I recently published a paper, where we explain how an FDA approved prediction model, build into a widely used cardiac monitor was developed with an incredibly biased method.
Basically, the training and validation data was engineered so an important range for one of the predictor variables was only present in one of the outcomes, making perfect prediction possible for these cases.
Fair question. The model we comment on both suffer from the problem described in the article but also a more severe problem:
The developers sampled obvious cases og hypotension and nonhypotension, and trained the model to distinguish those. And also validated it on data that was similarly dichotomous. In reality the outcome is often between these two scenarios.
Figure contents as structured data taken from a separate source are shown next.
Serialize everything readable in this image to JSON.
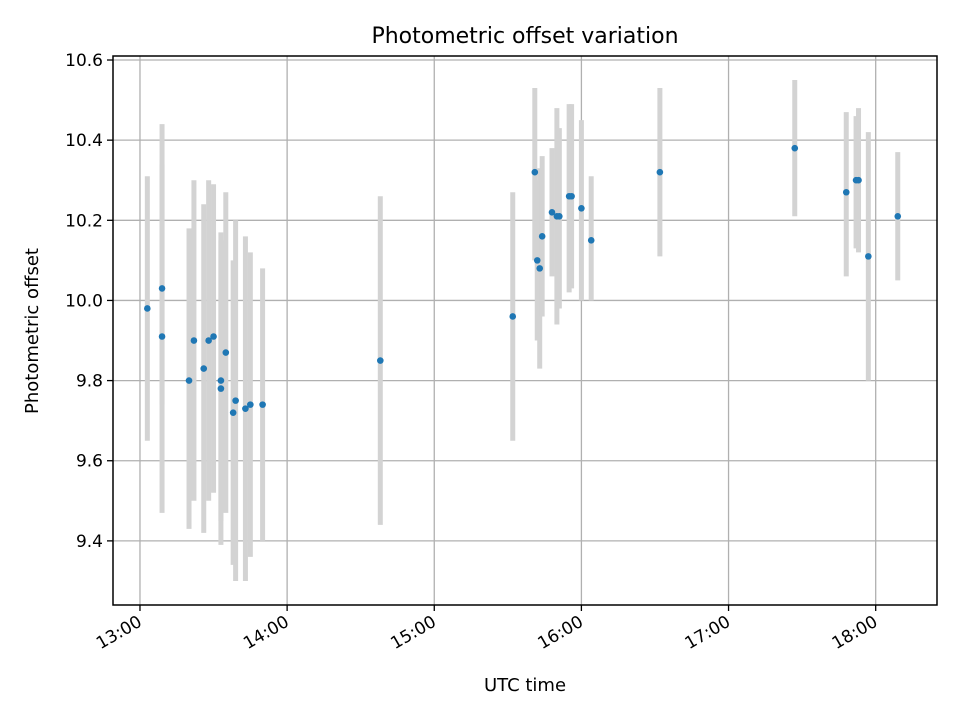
{
  "chart_data": {
    "type": "scatter",
    "title": "Photometric offset variation",
    "xlabel": "UTC time",
    "ylabel": "Photometric offset",
    "x_is_time": true,
    "xlim": [
      "12:49",
      "18:25"
    ],
    "ylim": [
      9.24,
      10.61
    ],
    "xticks": [
      "13:00",
      "14:00",
      "15:00",
      "16:00",
      "17:00",
      "18:00"
    ],
    "yticks": [
      "9.4",
      "9.6",
      "9.8",
      "10.0",
      "10.2",
      "10.4",
      "10.6"
    ],
    "grid": true,
    "legend": "none",
    "colors": {
      "point": "#1f77b4",
      "errorbar": "#d3d3d3",
      "grid": "#b0b0b0"
    },
    "series": [
      {
        "points": [
          {
            "t": "13:03",
            "y": 9.98,
            "lo": 9.65,
            "hi": 10.31
          },
          {
            "t": "13:09",
            "y": 10.03,
            "lo": 9.74,
            "hi": 10.34
          },
          {
            "t": "13:09",
            "y": 9.91,
            "lo": 9.47,
            "hi": 10.44
          },
          {
            "t": "13:20",
            "y": 9.8,
            "lo": 9.43,
            "hi": 10.18
          },
          {
            "t": "13:22",
            "y": 9.9,
            "lo": 9.5,
            "hi": 10.3
          },
          {
            "t": "13:26",
            "y": 9.83,
            "lo": 9.42,
            "hi": 10.24
          },
          {
            "t": "13:28",
            "y": 9.9,
            "lo": 9.5,
            "hi": 10.3
          },
          {
            "t": "13:30",
            "y": 9.91,
            "lo": 9.52,
            "hi": 10.29
          },
          {
            "t": "13:33",
            "y": 9.78,
            "lo": 9.39,
            "hi": 10.17
          },
          {
            "t": "13:33",
            "y": 9.8,
            "lo": 9.45,
            "hi": 10.15
          },
          {
            "t": "13:35",
            "y": 9.87,
            "lo": 9.47,
            "hi": 10.27
          },
          {
            "t": "13:38",
            "y": 9.72,
            "lo": 9.34,
            "hi": 10.1
          },
          {
            "t": "13:39",
            "y": 9.75,
            "lo": 9.3,
            "hi": 10.2
          },
          {
            "t": "13:43",
            "y": 9.73,
            "lo": 9.3,
            "hi": 10.16
          },
          {
            "t": "13:45",
            "y": 9.74,
            "lo": 9.36,
            "hi": 10.12
          },
          {
            "t": "13:50",
            "y": 9.74,
            "lo": 9.4,
            "hi": 10.08
          },
          {
            "t": "14:38",
            "y": 9.85,
            "lo": 9.44,
            "hi": 10.26
          },
          {
            "t": "15:32",
            "y": 9.96,
            "lo": 9.65,
            "hi": 10.27
          },
          {
            "t": "15:41",
            "y": 10.32,
            "lo": 10.1,
            "hi": 10.53
          },
          {
            "t": "15:42",
            "y": 10.1,
            "lo": 9.9,
            "hi": 10.3
          },
          {
            "t": "15:43",
            "y": 10.08,
            "lo": 9.83,
            "hi": 10.33
          },
          {
            "t": "15:44",
            "y": 10.16,
            "lo": 9.96,
            "hi": 10.36
          },
          {
            "t": "15:48",
            "y": 10.22,
            "lo": 10.06,
            "hi": 10.38
          },
          {
            "t": "15:50",
            "y": 10.21,
            "lo": 9.94,
            "hi": 10.48
          },
          {
            "t": "15:51",
            "y": 10.21,
            "lo": 9.98,
            "hi": 10.43
          },
          {
            "t": "15:55",
            "y": 10.26,
            "lo": 10.02,
            "hi": 10.49
          },
          {
            "t": "15:56",
            "y": 10.26,
            "lo": 10.03,
            "hi": 10.49
          },
          {
            "t": "16:00",
            "y": 10.23,
            "lo": 10.0,
            "hi": 10.45
          },
          {
            "t": "16:04",
            "y": 10.15,
            "lo": 10.0,
            "hi": 10.31
          },
          {
            "t": "16:32",
            "y": 10.32,
            "lo": 10.11,
            "hi": 10.53
          },
          {
            "t": "17:27",
            "y": 10.38,
            "lo": 10.21,
            "hi": 10.55
          },
          {
            "t": "17:48",
            "y": 10.27,
            "lo": 10.06,
            "hi": 10.47
          },
          {
            "t": "17:52",
            "y": 10.3,
            "lo": 10.13,
            "hi": 10.46
          },
          {
            "t": "17:53",
            "y": 10.3,
            "lo": 10.12,
            "hi": 10.48
          },
          {
            "t": "17:57",
            "y": 10.11,
            "lo": 9.8,
            "hi": 10.42
          },
          {
            "t": "18:09",
            "y": 10.21,
            "lo": 10.05,
            "hi": 10.37
          }
        ]
      }
    ]
  }
}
But worse, they also introduce a more severe problem where as range of an important predictor is only available in the hypotension outcome.
I can only imagine the frustration. Just getting this through peer-review took half a year, but at least there was the academic currency of a publication to motivate me.
I’m not sure where you got this form of communication where you respond to everything with a question, and I assume you mean well, but it comes across as patronizing and de-humanizing to try to follow these “rules to winning arguments passively”, or whatever it is.
Indeed, the confusion here is (I think) because your first comment
> Sorry for asking, but how is this relevant to the article?
> PS: how something “sounds” is really difficult to say in a written medium. It might say more about the reader than the writer.
No, it’s not difficult. And not it’s not the reader. When multiple readers all agree about the same interpretation of the writer.
It might have been unintentional on the part of the writer, but that doesn’t make it “difficult”
Or the readers fault.
I think what youre trying to encourage is open ended discussion? It's my opinion that this only tends to work IRL or in online mediums with more moderation e.g. wikipedia, stackoverflow.
Random open ended discussion can be good, but I bet it's wise to assume tht most random musings arent really as interesting as you might think.
The problem is quite subtle, though obvious in retrospect. I've seen a paper from a separate, academic, research group make similar model with the exact same problem.
The problem would, however, have been clear, if the model was compared to simply using the current mean blood pressure (MAP) as a predictor of hypotension, because MAP is the problematic predictor variable. Instead, the model was only compared to short-term changes in MAP (ΔMAP), which is obviously nonsensical and has an AUROC of ~0.55.
Hm, reading the linked tweets the problem seems like a big screaming red target on the side of a white barn, not a feature engineering subtlety. It seems like the typical case of the drunk guy looking for his keys under the streetlight. (Having insufficient data, and comparing the model to an arbitrarily picked one that just happens to be even worse. And then everyone including the FDA patting them on the back.)
I think it is the general incompetence of the "academia + R&D biz + regulation pipeline". (In the land of the blind the one-eyed is king, etc.)
It's sort of inevitable in such a non-teleological process. As in each step in it serves its own purpose, and so the whole thing doesn't really serve the purpose that we like to assume for it - ie. give us great thoughtful inventions. That's why it took so long to stop the Theranos train, that's why it takes so fucking long to roll out polyvalent vaccines (ie. all-in-one vaccines), and so on. (I'm picking on medtech here but there are many others, the Boeing + FAA MCAS fuckup, the absolute limpdick paralysis of nuclear power - it needed a combination of half the world on fire + prelude-to-WWIII to get it moving again, and so on.)